Thu Dec 12 05:00 PM -- 07:00 PM (PST) @ East Exhibition Hall B + C #76

We propose Cormorant, a rotationally covariant neural network architecture for learning the behavior and properties of complex many-body physical systems. We apply these networks to molecular systems with two goals: learning atomic potential energy surfaces for use in Molecular Dynamics simulations, and learning ground state properties of molecules calculated by Density Functional Theory. Some of the key features of our network are that (a) each neuron explicitly corresponds to a subset of atoms; (b) the activation of each neuron is covariant to rotations, ensuring that overall the network is fully rotationally invariant. Furthermore, the non-linearity in our network is based upon tensor products and the Clebsch-Gordan decomposition, allowing the network to operate entirely in Fourier space. Cormorant significantly outperforms competing algorithms in learning molecular Potential Energy Surfaces from conformational geometries in the MD-17 dataset, and is competitive with other methods at learning geometric, energetic, electronic, and thermodynamic properties of molecules on the GDB-9 dataset.

Author Information

Brandon Anderson (University of Chicago)
Truong Son Hy (The University of Chicago)
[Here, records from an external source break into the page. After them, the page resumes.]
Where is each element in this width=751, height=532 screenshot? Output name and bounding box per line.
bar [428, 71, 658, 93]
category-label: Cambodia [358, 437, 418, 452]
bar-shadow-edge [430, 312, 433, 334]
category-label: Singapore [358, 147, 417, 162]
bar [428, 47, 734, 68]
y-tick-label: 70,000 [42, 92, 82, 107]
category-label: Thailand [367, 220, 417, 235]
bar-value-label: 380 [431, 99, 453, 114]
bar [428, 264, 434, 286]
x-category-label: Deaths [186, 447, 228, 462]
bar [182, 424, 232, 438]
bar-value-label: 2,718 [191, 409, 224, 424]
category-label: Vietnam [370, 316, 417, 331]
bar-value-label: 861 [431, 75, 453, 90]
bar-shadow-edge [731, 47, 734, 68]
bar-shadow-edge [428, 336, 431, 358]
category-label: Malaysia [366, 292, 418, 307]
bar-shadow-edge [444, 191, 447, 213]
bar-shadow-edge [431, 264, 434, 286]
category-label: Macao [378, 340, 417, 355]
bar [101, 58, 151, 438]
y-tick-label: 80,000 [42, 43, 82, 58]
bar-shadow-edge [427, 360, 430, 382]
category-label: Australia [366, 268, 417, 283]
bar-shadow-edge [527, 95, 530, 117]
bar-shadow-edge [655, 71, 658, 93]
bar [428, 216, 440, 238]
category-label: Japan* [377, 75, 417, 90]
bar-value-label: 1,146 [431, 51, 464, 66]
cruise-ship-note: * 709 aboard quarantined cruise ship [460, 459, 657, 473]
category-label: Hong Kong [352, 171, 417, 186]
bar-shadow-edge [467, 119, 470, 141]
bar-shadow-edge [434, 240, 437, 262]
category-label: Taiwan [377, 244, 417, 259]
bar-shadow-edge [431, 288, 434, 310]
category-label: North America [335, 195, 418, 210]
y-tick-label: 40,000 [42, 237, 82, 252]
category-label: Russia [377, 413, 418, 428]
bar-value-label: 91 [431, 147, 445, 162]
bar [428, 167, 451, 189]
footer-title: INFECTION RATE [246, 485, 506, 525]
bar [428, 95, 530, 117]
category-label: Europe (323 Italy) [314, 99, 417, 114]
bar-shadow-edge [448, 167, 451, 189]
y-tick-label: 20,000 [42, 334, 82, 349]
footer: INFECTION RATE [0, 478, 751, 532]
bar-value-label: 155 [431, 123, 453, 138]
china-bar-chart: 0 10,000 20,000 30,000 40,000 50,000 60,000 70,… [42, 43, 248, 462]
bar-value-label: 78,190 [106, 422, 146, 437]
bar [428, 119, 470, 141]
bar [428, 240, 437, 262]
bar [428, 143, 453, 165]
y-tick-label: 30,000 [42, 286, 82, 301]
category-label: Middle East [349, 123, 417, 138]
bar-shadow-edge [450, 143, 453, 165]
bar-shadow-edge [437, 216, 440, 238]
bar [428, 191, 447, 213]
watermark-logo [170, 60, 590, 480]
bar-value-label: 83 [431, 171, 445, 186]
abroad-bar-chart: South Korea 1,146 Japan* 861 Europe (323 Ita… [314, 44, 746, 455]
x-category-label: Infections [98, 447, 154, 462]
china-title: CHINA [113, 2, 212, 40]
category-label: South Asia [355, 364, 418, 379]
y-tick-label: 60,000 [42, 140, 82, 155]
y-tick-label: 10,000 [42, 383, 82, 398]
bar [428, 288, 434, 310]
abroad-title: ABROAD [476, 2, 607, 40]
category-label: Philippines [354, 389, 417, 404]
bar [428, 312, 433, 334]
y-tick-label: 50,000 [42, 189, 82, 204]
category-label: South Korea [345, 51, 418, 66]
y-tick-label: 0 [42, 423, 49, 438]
Research areas: Kernel methods, Graph kernels, Graph Neural Networks

Risi Kondor (U. Chicago)

Risi Kondor joined the Flatiron Institute in 2019 as a Senior Research Scientist with the Center for Computational Mathematics. Previously, Kondor was an Associate Professor in the Department of Computer Science, Statistics, and the Computational and Applied Mathematics Initiative at the University of Chicago. His research interests include computational harmonic analysis and machine learning. Kondor holds a Ph.D. in Computer Science from Columbia University, an MS in Knowledge Discovery and Data Mining from Carnegie Mellon University, and a BA in Mathematics from the University of Cambridge. He also holds a diploma in Computational Fluid Dynamics from the Von Karman Institute for Fluid Dynamics and a diploma in Physics from Eötvös Loránd University in Budapest.